Compliance Monitoring and Its Impact on REMS
Compliance monitoring is recognized within the pain management profession as an effective means for identifying illicit and non-prescribed drug use, avoiding toxic drug interactions in patients, and evaluating adherence to a prescribed treatment plan. Immunoassay-based techniques—available through point-of-care (POC) devices and routine hospital testing—attempt to achieve these goals by maintaining traditional cut-off levels originally developed for workplace urine drug testing—levels that are typically as high as 300 or 2,000ng/mL for opiates.
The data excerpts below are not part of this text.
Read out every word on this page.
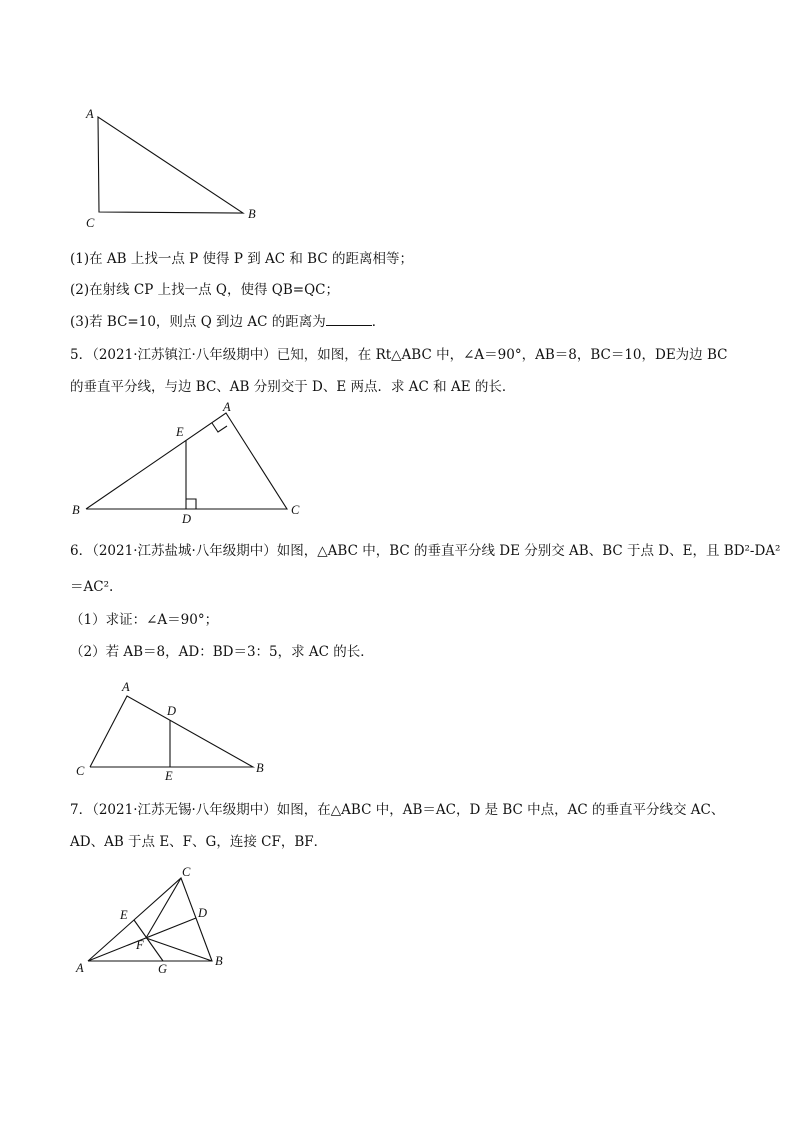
A
C
B
A
E
B
D
C
A
D
C	E
B
C
E	D
F
A	G
B
(1)在 AB 上找一点 P 使得 P 到 AC 和 BC 的距离相等；
(2)在射线 CP 上找一点 Q，使得 QB=QC；
(3)若 BC=10，则点 Q 到边 AC 的距离为	．
5．（2021·江苏镇江·八年级期中）已知，如图，在 Rt△ABC 中，∠A＝90°，AB＝8，BC＝10，DE为边 BC
的垂直平分线，与边 BC、AB 分别交于 D、E 两点．求 AC 和 AE 的长．
6．（2021·江苏盐城·八年级期中）如图，△ABC 中，BC 的垂直平分线 DE 分别交 AB、BC 于点 D、E，且 BD²-DA²
＝AC².
（1）求证：∠A＝90°；
（2）若 AB＝8，AD：BD＝3：5，求 AC 的长．
7．（2021·江苏无锡·八年级期中）如图，在△ABC 中，AB＝AC，D 是 BC 中点，AC 的垂直平分线交 AC、
AD、AB 于点 E、F、G，连接 CF，BF．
In stark contrast, compliance monitoring performed by a reference laboratory follows a more rigorous process that relies on state-of-the-art instrumentation usually found only in a laboratory setting. Cut-off levels are significantly reduced to accurately assess patient compliance and can be as low as 50ng/mL for opiates at a few specialty laboratories. Samples that screen positive are confirmed and quantified using mass spectrometry to generate what is essentially a unique “chemical fingerprint” pattern for each drug.